If you haven’t been asked to work overtime but have been asked to carry out more work that is reasonably practical within your given hours this is an issue of capacity. Employees should set out how it’s impossible to complete the work provided in the time afforded; they should detail their hours worked and provide any evidence to support the challenges or health issues it is causing or caused. We would recommend communicating with your manager in the first place to outline your concerns to see if you can work together to address the issue, otherwise a grievance maybe required to address the imbalance.

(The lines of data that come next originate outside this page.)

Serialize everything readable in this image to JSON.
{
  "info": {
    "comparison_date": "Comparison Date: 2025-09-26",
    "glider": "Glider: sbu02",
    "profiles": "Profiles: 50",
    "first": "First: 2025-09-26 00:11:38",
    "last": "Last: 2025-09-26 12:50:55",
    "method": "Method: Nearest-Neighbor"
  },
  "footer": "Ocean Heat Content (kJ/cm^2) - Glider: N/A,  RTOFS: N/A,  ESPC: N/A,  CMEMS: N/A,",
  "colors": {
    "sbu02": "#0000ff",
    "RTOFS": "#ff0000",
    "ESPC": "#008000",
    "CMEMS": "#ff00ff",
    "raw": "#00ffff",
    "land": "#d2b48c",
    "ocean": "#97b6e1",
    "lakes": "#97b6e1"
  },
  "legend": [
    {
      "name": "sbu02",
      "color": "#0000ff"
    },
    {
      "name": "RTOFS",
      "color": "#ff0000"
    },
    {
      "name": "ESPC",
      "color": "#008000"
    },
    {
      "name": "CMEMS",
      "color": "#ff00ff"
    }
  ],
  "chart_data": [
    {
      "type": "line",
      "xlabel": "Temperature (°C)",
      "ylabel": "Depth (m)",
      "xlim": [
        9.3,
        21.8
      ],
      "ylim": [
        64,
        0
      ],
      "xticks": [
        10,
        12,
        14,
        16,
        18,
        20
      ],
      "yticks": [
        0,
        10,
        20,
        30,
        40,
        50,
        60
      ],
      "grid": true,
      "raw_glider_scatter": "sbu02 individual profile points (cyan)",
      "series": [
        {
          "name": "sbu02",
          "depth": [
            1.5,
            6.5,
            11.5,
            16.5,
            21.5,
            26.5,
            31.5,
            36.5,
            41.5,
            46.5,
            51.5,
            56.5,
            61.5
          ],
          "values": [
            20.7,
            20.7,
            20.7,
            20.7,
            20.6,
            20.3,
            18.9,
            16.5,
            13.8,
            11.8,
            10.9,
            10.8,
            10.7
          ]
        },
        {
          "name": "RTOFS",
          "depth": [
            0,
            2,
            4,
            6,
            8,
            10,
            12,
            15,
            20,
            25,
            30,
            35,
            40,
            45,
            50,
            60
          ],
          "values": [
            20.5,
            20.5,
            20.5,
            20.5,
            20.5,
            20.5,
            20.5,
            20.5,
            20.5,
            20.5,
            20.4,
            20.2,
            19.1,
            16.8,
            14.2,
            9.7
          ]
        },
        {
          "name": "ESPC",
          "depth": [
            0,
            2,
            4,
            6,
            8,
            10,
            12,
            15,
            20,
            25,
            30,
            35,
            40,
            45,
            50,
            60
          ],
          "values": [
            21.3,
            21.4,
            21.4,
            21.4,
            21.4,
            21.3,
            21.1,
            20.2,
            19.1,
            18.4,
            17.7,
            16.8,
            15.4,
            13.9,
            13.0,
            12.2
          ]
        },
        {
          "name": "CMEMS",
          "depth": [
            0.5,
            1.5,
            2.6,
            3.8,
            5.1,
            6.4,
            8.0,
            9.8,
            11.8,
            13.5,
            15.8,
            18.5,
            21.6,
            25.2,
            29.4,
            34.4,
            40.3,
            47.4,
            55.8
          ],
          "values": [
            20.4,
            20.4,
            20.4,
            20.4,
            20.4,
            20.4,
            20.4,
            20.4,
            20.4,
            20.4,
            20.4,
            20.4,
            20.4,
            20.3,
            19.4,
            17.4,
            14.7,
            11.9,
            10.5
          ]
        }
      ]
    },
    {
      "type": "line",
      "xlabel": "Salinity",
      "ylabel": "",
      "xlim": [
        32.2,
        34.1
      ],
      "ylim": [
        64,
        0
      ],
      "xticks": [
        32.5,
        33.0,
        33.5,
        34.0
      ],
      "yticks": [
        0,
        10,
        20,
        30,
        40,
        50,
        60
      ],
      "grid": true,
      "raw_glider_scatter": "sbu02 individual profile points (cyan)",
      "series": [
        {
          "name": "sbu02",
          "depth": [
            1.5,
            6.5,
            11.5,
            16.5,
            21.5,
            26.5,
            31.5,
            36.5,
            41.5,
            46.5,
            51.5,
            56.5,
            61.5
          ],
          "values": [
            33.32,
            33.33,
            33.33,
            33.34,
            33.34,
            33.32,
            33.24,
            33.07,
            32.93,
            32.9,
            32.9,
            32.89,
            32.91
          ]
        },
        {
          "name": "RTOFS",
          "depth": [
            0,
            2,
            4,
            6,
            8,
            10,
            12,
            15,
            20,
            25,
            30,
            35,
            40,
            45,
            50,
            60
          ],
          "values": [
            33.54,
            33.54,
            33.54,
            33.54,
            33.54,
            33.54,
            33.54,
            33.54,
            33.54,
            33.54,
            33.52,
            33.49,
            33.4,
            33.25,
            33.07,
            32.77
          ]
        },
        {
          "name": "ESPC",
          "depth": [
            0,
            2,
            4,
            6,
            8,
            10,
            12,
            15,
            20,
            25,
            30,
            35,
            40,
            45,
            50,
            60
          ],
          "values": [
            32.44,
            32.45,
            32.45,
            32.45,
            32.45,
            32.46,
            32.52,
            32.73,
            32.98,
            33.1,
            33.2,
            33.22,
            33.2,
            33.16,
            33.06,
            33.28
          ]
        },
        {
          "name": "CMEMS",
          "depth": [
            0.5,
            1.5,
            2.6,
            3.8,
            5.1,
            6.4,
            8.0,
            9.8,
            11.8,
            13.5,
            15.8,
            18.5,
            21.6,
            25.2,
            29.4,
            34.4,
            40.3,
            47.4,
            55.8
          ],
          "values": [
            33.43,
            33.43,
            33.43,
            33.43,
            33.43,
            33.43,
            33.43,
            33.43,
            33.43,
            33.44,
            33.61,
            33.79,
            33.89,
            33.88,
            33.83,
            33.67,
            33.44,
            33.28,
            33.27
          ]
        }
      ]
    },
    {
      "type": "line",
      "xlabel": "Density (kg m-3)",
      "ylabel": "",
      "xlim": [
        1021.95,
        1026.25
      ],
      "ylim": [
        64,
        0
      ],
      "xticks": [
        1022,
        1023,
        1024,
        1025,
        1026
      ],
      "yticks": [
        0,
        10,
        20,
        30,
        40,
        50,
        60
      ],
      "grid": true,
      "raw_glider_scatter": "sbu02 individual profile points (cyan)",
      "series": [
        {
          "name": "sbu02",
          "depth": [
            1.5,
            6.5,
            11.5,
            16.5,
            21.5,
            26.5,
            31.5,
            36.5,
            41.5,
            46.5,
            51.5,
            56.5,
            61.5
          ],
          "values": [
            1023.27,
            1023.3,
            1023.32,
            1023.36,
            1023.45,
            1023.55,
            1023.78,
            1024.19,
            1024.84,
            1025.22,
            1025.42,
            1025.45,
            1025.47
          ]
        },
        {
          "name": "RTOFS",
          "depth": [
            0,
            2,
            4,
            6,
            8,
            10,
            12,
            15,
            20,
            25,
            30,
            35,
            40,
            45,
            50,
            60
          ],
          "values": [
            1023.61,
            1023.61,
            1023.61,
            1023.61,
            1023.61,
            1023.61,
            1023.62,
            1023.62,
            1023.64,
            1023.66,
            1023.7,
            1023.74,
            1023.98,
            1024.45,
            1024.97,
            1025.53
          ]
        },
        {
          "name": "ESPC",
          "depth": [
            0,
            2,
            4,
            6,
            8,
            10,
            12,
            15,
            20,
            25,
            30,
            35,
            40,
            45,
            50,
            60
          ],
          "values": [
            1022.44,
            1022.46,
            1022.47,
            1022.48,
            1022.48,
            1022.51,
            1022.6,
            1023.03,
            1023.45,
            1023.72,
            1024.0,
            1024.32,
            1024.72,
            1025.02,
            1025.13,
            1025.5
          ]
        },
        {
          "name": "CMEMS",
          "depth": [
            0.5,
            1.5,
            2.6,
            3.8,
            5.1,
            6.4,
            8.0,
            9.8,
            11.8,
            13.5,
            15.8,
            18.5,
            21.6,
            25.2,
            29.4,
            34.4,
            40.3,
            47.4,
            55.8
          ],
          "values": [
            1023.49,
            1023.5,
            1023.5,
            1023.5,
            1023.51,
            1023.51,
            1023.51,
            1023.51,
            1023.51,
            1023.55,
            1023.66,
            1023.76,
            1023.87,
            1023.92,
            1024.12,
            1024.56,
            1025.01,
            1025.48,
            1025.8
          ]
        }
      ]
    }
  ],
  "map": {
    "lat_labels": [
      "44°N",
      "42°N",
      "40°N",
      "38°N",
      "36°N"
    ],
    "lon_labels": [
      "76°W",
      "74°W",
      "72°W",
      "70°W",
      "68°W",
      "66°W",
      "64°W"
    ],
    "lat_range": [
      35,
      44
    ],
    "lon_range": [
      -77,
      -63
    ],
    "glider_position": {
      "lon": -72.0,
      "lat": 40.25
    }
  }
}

If you are concerned that you are being discriminated against or you have concerns about your health or you have a disability, then you should raise these issues with your employer as you may have protection under the Equality Act. But again, communication is key as the employer cannot assist you or reduce your hours if they’re unaware of any potential health issues or concerns. If you are treated discriminatory or reasonable adjustments are not made for a disability, for example, then you will have protection and have the right to issue a grievance or even consider constructive dismissal.
Saying no to overtime
Generally, if the contract does not permit overtime they can refuse as this is an offer requiring consent; if the contract stipulates overtime is to be paid for then an employer must pay for this additional time; if the employer is permitted to request overtime in the contract and the employer does not wish to undertake it then they should speak to their manager setting out their reasons.
We remind all employees to first look at their contract and staff handbooks as a guide to the processes and protections available to them. Communication is key and a conversation with your line manager or HR may assist you reach a compromise. Speak out and document your complaints so that the employer not only understands these but has the opportunity to address them. If this fails and you have reason to believe you been discriminated against or you are suffering with a disability or ill-health put your grievance in writing and follow your employers process and seek advice not only from your GP but also an employment specialist to help guide you through the process.